Vertalen is meer dan een tekst van de ene in de andere taal overbrengen. Soms moet je als vertaler durven corrigeren, schrappen, toevoegen of herschrijven. En zorgen dat daar geen brokken van komen met de auteur of de uitgever. Bij mijn laatste vertaling, Zomer van de vriendschap, Oostende 1936, was dat zeker het geval. Ik aarzelde even toen Eva Cossee en Christoph Buchwald me vroegen of ik deze roman van Volker Weidermann wilde vertalen. In Duitsland stond Ostende: 1936, Sommer der Freundschaft dan wel wekenlang boven aan de bestsellerlijsten, maar de vakpers was niet onverdeeld enthousiast en Weidermann, die als journalist en non-fictie auteur zijn merites heeft, bleek als romanschrijver niet helemaal te overtuigen. Dat het boek bij het grote publiek zozeer in de smaak valt, heeft te maken met de inlevende manier waarop Weidermann vertelt over de groep Duitse schrijvers op de vlucht voor Hitler, die in 1936 in Oostende strandden en er in de cafés werkten, dronken, roddelden, grappen maakten en vooral met een bang hart de berichten volgden die hen uit nazi-Duitsland bereikten. Het boek is eigenlijk een soort collage van fragmenten uit teksten en brieven van de belangrijkste personages: Stefan Zweig, Joseph Roth, Egon Erwin Kisch en Irmgard Keun, die door Weidermann van bindteksten of een soort voice-over worden voorzien.

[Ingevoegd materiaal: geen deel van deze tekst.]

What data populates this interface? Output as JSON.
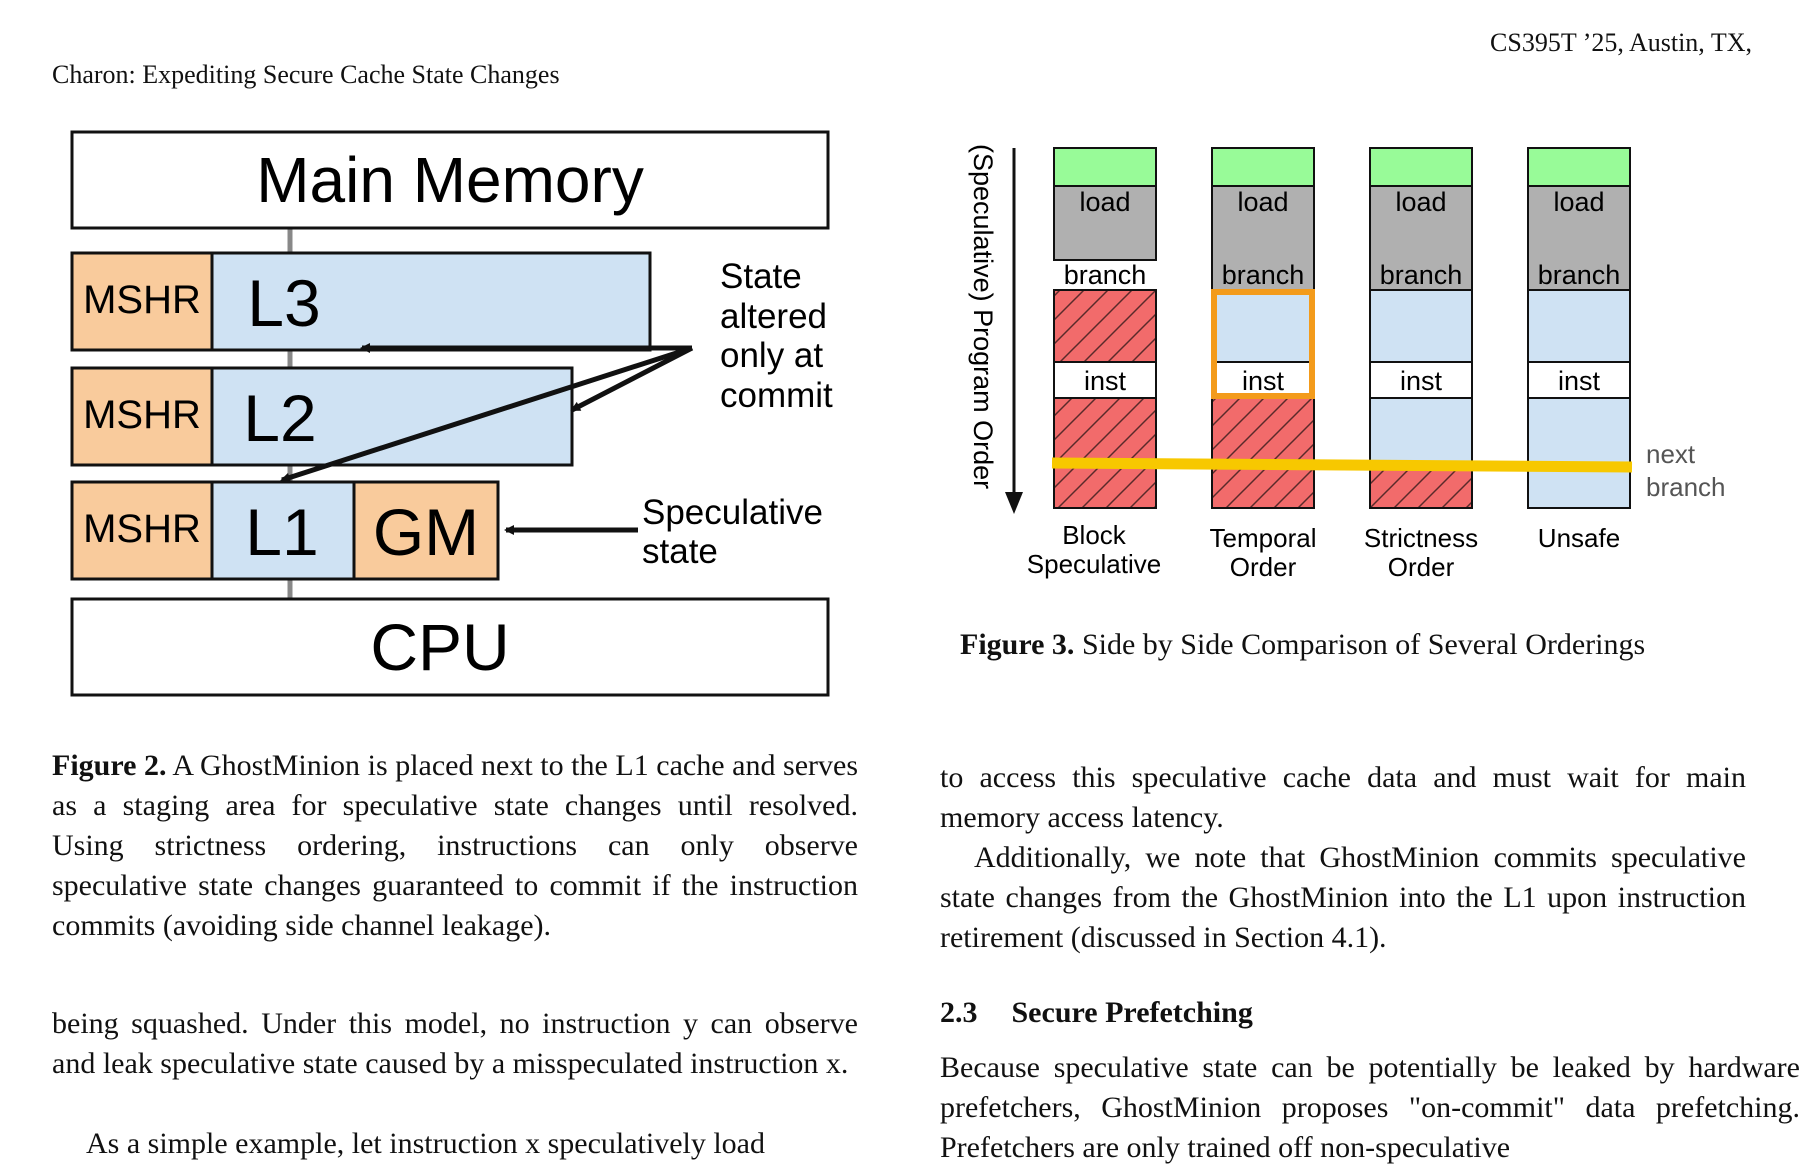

Het verschil in stilistische kwaliteit tussen die bindteksten en de citaten uit werk van bijvoorbeeld Stefan Zweig en zeker van Joseph Roth, is voor een vertaler een beetje lastig. Maar moeilijker vond ik het probleem van de inhoudelijke fouten en – dat is persoonlijk – de manier waarop Weidermann het Oostende van vandaag in zijn slotalinea’s beschrijft als een groezelige en verlaten stad die in niets meer lijkt op de bloeiende plek tijdens het interbellum.
Omdat ik het te delicaat vond mijn vele aantekeningen per e-mail of telefonisch te bespreken, zocht ik Volker Weidermann op in Berlijn, waar hij woont. Ik vertelde hem dat ik van Joseph Roth en het hele Oostende-verhaal een en ander af weet. Hij was erg verbaasd te horen dat mijn proefschrift over dat onderwerp op het internet te vinden is, in het Duits, en dat hij zich daar dus had kunnen documenteren. Maar compleet was zijn verbazing toen ik hem het boekje Oostende, de zomer van 1936 van Mark Schaevers uit 2001 liet zien, dat niet alleen in titel, maar ook in inhoud niet veel van Weidermanns boek verschilt.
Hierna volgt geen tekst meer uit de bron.